Right now there is a lot going on at the farm.  We have 3 piglets as well as the parent pigs; two will go to slaughter but the unrelated girl is going to stay right here and grow up to be another breeding Mama.  While she doesn’t have an official name, I always think of her as Beauty.  There’s something about her I adore already and I think she’ll be a wonderful second wife to our Arthur; I’m sure Lady B won’t mind sharing his attentions, he can be demanding.

Speaking of the Lady herself, she seems to be once more in the family way.  We’ve seen no signs of heat on her and, more importantly, neither has Arthur.  He’s a heat seeking machine is that one and wasted no time jumping all over her in June when she came into the fertile way.  Since then all has been quiet, which hopefully means little piggles come September.  We wait and watch as ever.




The cow pasture is as full as it’s ever been, with 5 head in there now.  Our steer from last year is counting down his last weeks before we send him off to slaughter.  We are very much looking forward to the meat he will offer, a full beef steer that he is.  A cross of the two top beef breeds I have no doubt his meat will be exceptional, and it’s been quite the life for him.  Born and raised alongside his Mama, never parted and allowed to live the way a bovine should.  Munching grass, resting in the shade and enjoying the odd treat that will add a little fat to him and makes life a little bit more fun along the way.

With the two calfs in the field we are never far from entertainment, or trouble.  Those two calves are inseparable, hanging out in the shade of a tree or hedge while the Mama’s graze and make milk for them.

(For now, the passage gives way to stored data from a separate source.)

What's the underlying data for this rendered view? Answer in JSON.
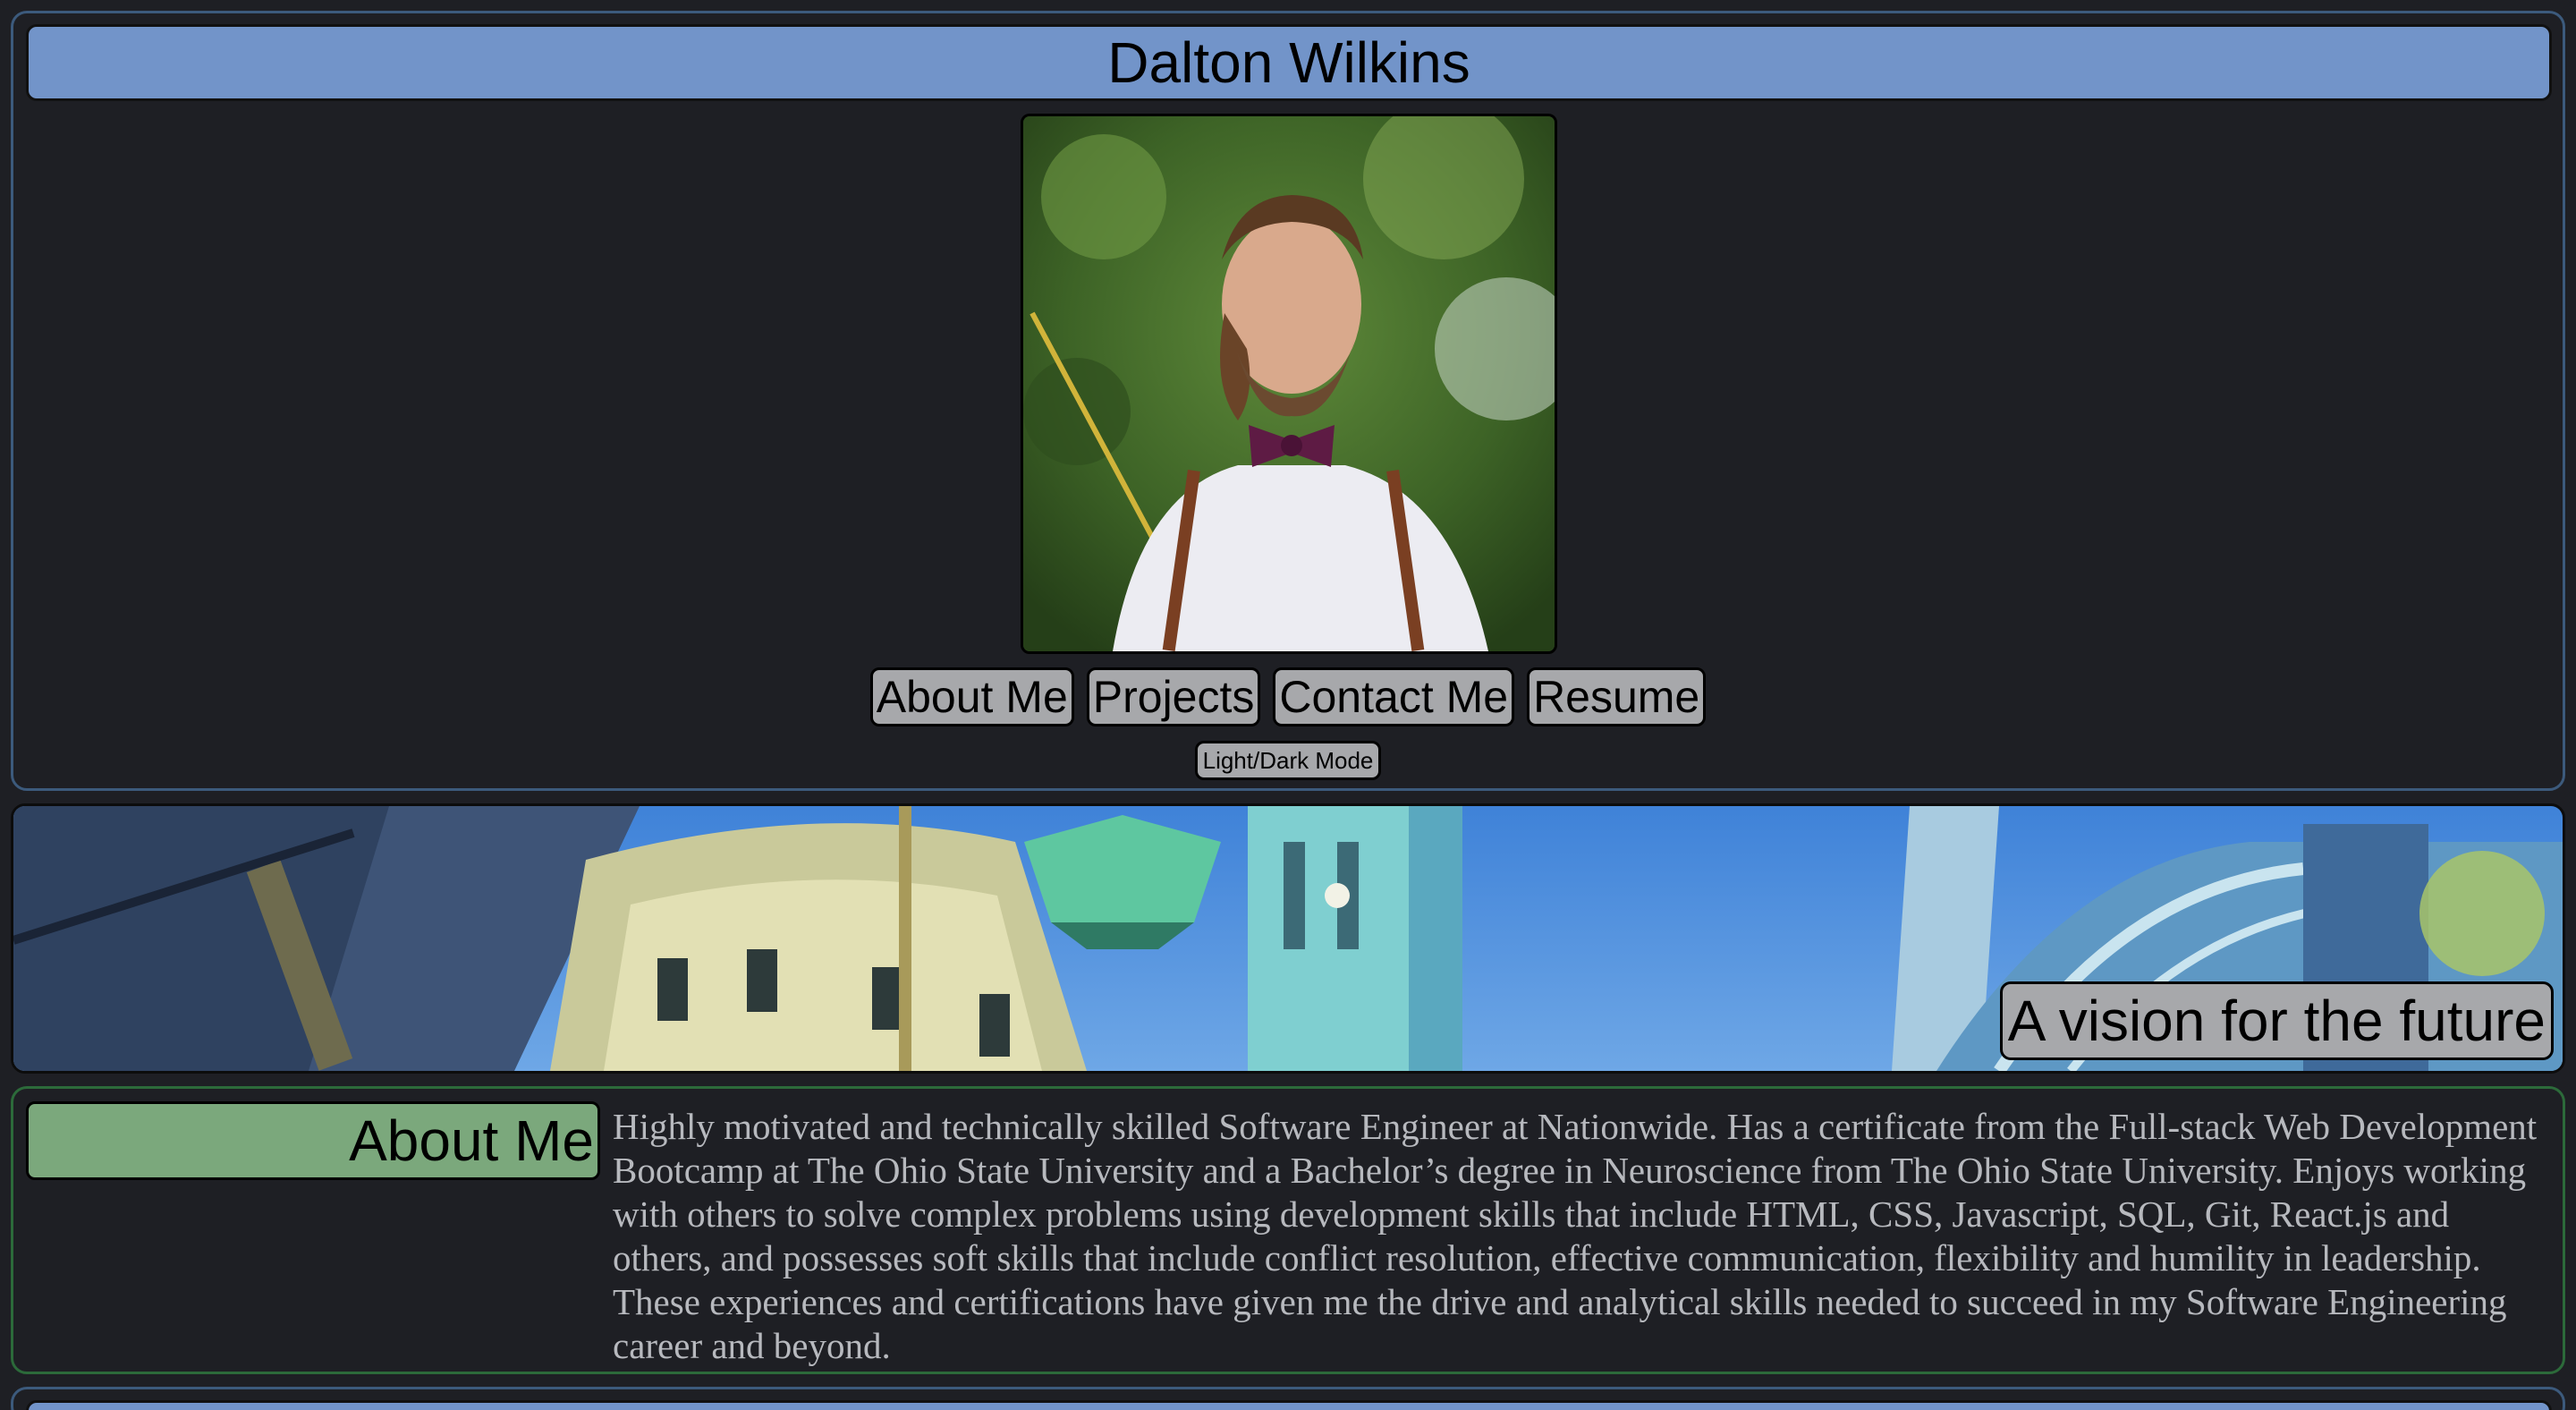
{
  "header": {
    "name": "Dalton Wilkins",
    "nav": [
      {
        "label": "About Me"
      },
      {
        "label": "Projects"
      },
      {
        "label": "Contact Me"
      },
      {
        "label": "Resume"
      }
    ],
    "mode_toggle_label": "Light/Dark Mode"
  },
  "banner": {
    "caption": "A vision for the future"
  },
  "about": {
    "heading": "About Me",
    "body": "Highly motivated and technically skilled Software Engineer at Nationwide. Has a certificate from the Full-stack Web Development Bootcamp at The Ohio State University and a Bachelor’s degree in Neuroscience from The Ohio State University. Enjoys working with others to solve complex problems using development skills that include HTML, CSS, Javascript, SQL, Git, React.js and others, and possesses soft skills that include conflict resolution, effective communication, flexibility and humility in leadership. These experiences and certifications have given me the drive and analytical skills needed to succeed in my Software Engineering career and beyond."
  },
  "colors": {
    "background": "#1e1f24",
    "title_bar": "#7294c9",
    "about_heading": "#7ba87c",
    "button": "#a7a8ab",
    "body_text": "#b7b9be"
  }
}
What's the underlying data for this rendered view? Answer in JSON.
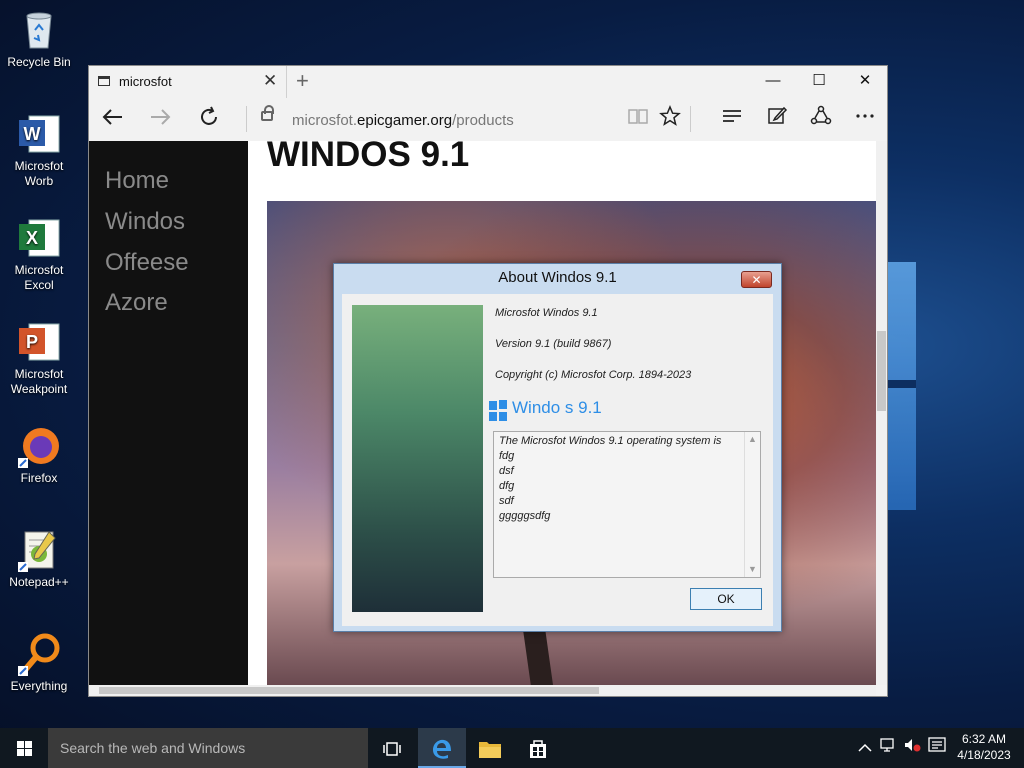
{
  "desktop": {
    "icons": [
      {
        "label": "Recycle Bin",
        "icon": "recycle-bin-icon"
      },
      {
        "label": "Microsfot Worb",
        "icon": "word-icon"
      },
      {
        "label": "Microsfot Excol",
        "icon": "excel-icon"
      },
      {
        "label": "Microsfot Weakpoint",
        "icon": "powerpoint-icon"
      },
      {
        "label": "Firefox",
        "icon": "firefox-icon"
      },
      {
        "label": "Notepad++",
        "icon": "notepad-plus-plus-icon"
      },
      {
        "label": "Everything",
        "icon": "everything-search-icon"
      }
    ]
  },
  "browser": {
    "tab_title": "microsfot",
    "tab_close": "✕",
    "new_tab": "+",
    "window_controls": {
      "minimize": "—",
      "maximize": "☐",
      "close": "✕"
    },
    "url": {
      "prefix": "microsfot.",
      "domain": "epicgamer.org",
      "path": "/products"
    },
    "page": {
      "nav": [
        "Home",
        "Windos",
        "Offeese",
        "Azore"
      ],
      "heading": "WINDOS 9.1"
    }
  },
  "dialog": {
    "title": "About Windos 9.1",
    "close": "✕",
    "product": "Microsfot Windos 9.1",
    "version": "Version 9.1 (build 9867)",
    "copyright": "Copyright (c) Microsfot Corp. 1894-2023",
    "logo_text": "Windo  s 9.1",
    "text_lines": [
      "The Microsfot Windos 9.1 operating system is",
      "fdg",
      "dsf",
      "dfg",
      "sdf",
      "gggggsdfg"
    ],
    "ok_label": "OK"
  },
  "taskbar": {
    "search_placeholder": "Search the web and Windows",
    "time": "6:32 AM",
    "date": "4/18/2023"
  },
  "colors": {
    "accent": "#2e8ee6",
    "taskbar": "#101820",
    "sidenav": "#111111"
  }
}
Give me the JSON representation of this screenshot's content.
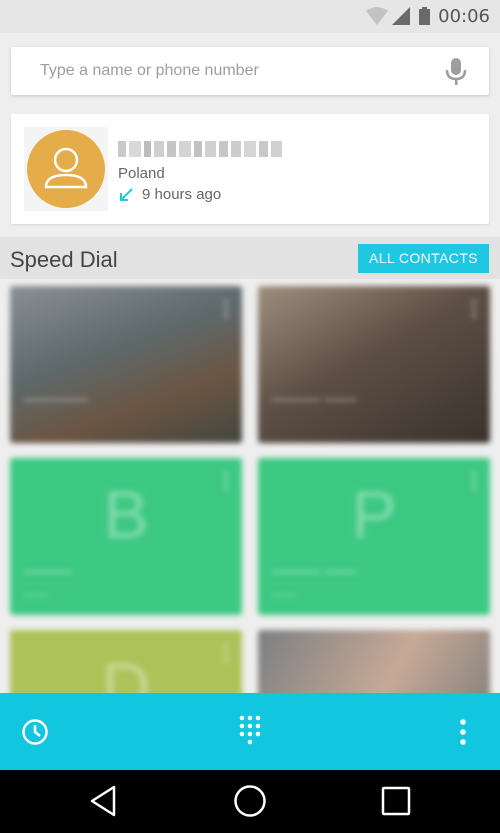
{
  "status_bar": {
    "time": "00:06",
    "icons": [
      "wifi-icon",
      "signal-icon",
      "battery-icon"
    ]
  },
  "search": {
    "placeholder": "Type a name or phone number",
    "icon": "mic-icon"
  },
  "recent_call": {
    "country": "Poland",
    "time_ago": "9 hours ago",
    "avatar_color": "#e5ac4a",
    "call_type_icon": "incoming-call-arrow-icon"
  },
  "speed_dial": {
    "title": "Speed Dial",
    "all_contacts_label": "ALL CONTACTS",
    "accent": "#1ec8e2"
  },
  "tiles": [
    {
      "letter": "",
      "color": "photo"
    },
    {
      "letter": "",
      "color": "photo"
    },
    {
      "letter": "B",
      "color": "#3dc882"
    },
    {
      "letter": "P",
      "color": "#3dc882"
    },
    {
      "letter": "D",
      "color": "#aec25a"
    },
    {
      "letter": "",
      "color": "photo"
    }
  ],
  "bottom_bar": {
    "color": "#12c6df",
    "icons": [
      "clock-history-icon",
      "dialpad-icon",
      "overflow-menu-icon"
    ]
  },
  "nav_bar": {
    "icons": [
      "back-icon",
      "home-icon",
      "recents-icon"
    ]
  }
}
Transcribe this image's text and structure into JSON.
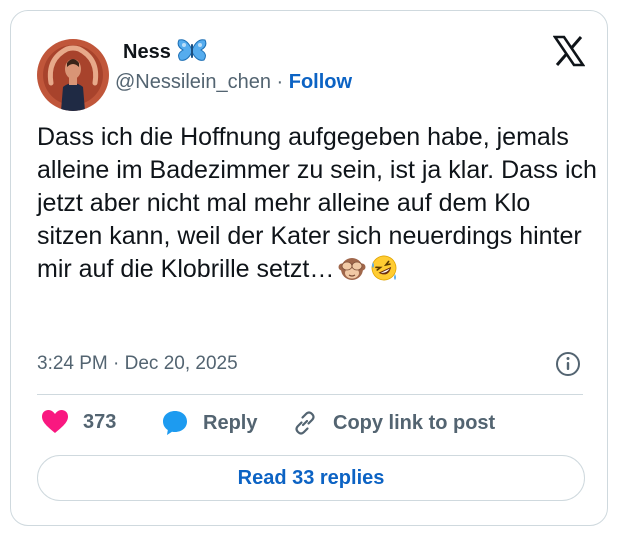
{
  "author": {
    "display_name": "Ness",
    "name_emoji_icon": "butterfly-icon",
    "handle": "@Nessilein_chen",
    "separator": "·",
    "follow_label": "Follow",
    "avatar_icon": "user-avatar"
  },
  "platform_icon": "x-logo-icon",
  "tweet": {
    "text": "Dass ich die Hoffnung aufgegeben habe, jemals alleine im Badezimmer zu sein, ist ja klar. Dass ich jetzt aber nicht mal mehr alleine auf dem Klo sitzen kann, weil der Kater sich neuerdings hinter mir auf die Klobrille setzt…",
    "trailing_emoji_icons": [
      "see-no-evil-monkey-icon",
      "rolling-on-floor-laughing-icon"
    ],
    "timestamp": "3:24 PM · Dec 20, 2025"
  },
  "actions": {
    "like_count": "373",
    "reply_label": "Reply",
    "copy_link_label": "Copy link to post"
  },
  "read_replies_label": "Read 33 replies",
  "colors": {
    "accent": "#0c63c4",
    "like": "#f91880",
    "reply": "#1d9bf0",
    "text": "#0f1419",
    "muted": "#536471",
    "border": "#cfd9de"
  }
}
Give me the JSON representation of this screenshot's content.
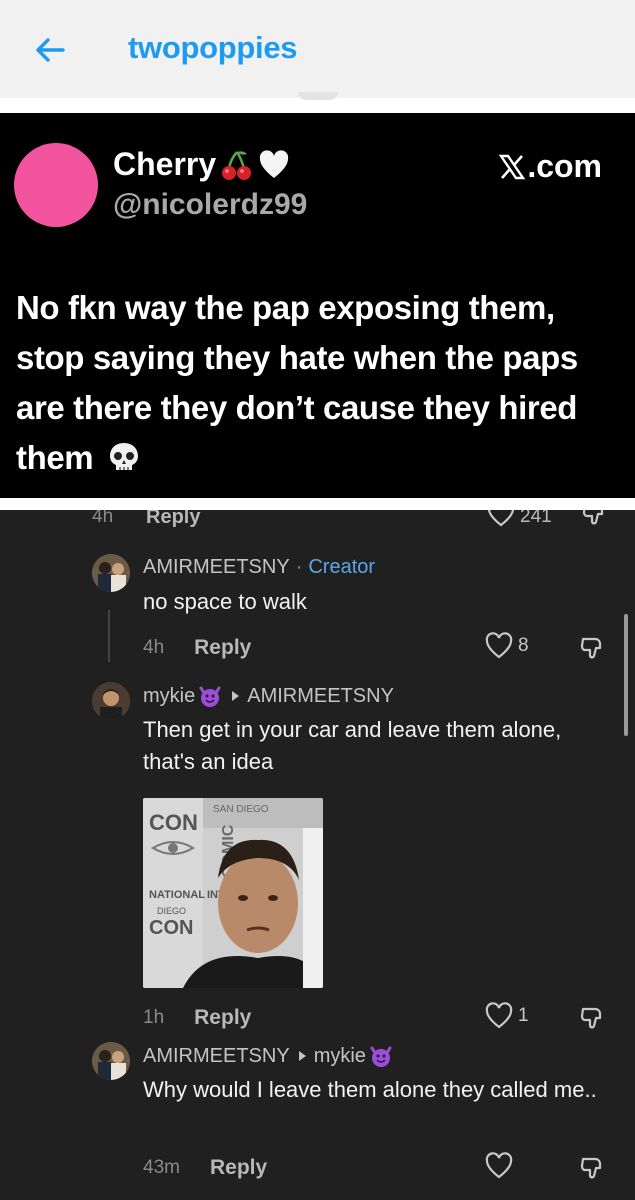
{
  "topbar": {
    "title": "twopoppies",
    "back_icon": "arrow-left-icon",
    "accent": "#1d9bf0"
  },
  "tweet": {
    "name": "Cherry",
    "name_emojis": [
      "cherry-icon",
      "white-heart-icon"
    ],
    "handle": "@nicolerdz99",
    "site": ".com",
    "text": "No fkn way the pap exposing them, stop saying they hate when the paps are there they don’t cause they hired them",
    "text_emoji": "skull-icon",
    "avatar_color": "#f2559e"
  },
  "comments": {
    "previous": {
      "time": "4h",
      "reply_label": "Reply",
      "likes": "241"
    },
    "items": [
      {
        "user": "AMIRMEETSNY",
        "separator": "·",
        "badge": "Creator",
        "text": "no space to walk",
        "time": "4h",
        "reply_label": "Reply",
        "likes": "8"
      },
      {
        "user": "mykie",
        "user_emoji": "smiling-devil-icon",
        "reply_to": "AMIRMEETSNY",
        "text": "Then get in your car and leave them alone, that's an idea",
        "time": "1h",
        "reply_label": "Reply",
        "likes": "1",
        "gif": {
          "labels": [
            "CON",
            "COMIC",
            "NATIONAL",
            "INTE",
            "DIEGO",
            "SAN DIEGO"
          ]
        }
      },
      {
        "user": "AMIRMEETSNY",
        "reply_to": "mykie",
        "reply_to_emoji": "smiling-devil-icon",
        "text": "Why would I leave them alone they called me..",
        "time": "43m",
        "reply_label": "Reply",
        "likes": ""
      }
    ]
  }
}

They’ve started sampling the green stuff themselves now, chasing after tasty treats and flowers.  I’m grateful that we have plenty of hay ready for the winter ahead, we’ll be taking 4 head into the winter and want to make sure they have plenty of good stuff to eat.  The hay was taken so smoothly and successfully this year it was almost a non event, Stephen was so efficient with it all and, with the help of our good neighbour, it was under cover in record time.  We both breathed a big sigh of relief when the stack was nicely undercover; I still harbour vast buckets of pride at Stephen’s ability to take on new skills and assimilate them so quickly.  No doubt where the manpower on our farm comes from.




DSC_0035Each morning as I stumble out into the pastures, feeding our now 3 flocks of birds, 2 fields of pigs and 5 roaming ducks, I listen for the rattle of the milk cart as Stephen heads off to milk the cow and feed the dog.  We each have our list of things to do, divided up by who can do what more easily.  But I’ve noticed this week, as the heat scorched down on us even at 7am, that the cow chores are done first as the expanding needs of chicken and pig take up more time.  This is the time for maximum capacity, the summer months of plentiful grass, sun and long days that allow us to cram in as much as possible.




But today, driving down the motorway after picking up yet more chickens an hour East, I looked for and saw, that first hint of Autumn.  I had noticed, even driving the car, a tell tale whiff of smoke on the air, the tiniest shift that it’s coming along as it always does.  Though we are finishing up the final touches to our Late Summer/Fall garden, and I know we have months to go, I saw red leaves among the green as I sped home with chickens in the back.




Tomorrow, though, I’ll plant peas.  Our first crop is out, replaced with beets and salad, we’ll be planting our second run of carrots too; these are the ones we’ll freeze and enjoy all winter long.  I’m beginning to harvest nettle and clover and my own herb garden will be next, yielding mint and lemon balm for cosy winter afternoons of tea by the fire.  We’ll be planting a new border of mint too, hoping that it will run rampant for a bumper crop next year; is it possible to have too much mint?  I really don’t think it is.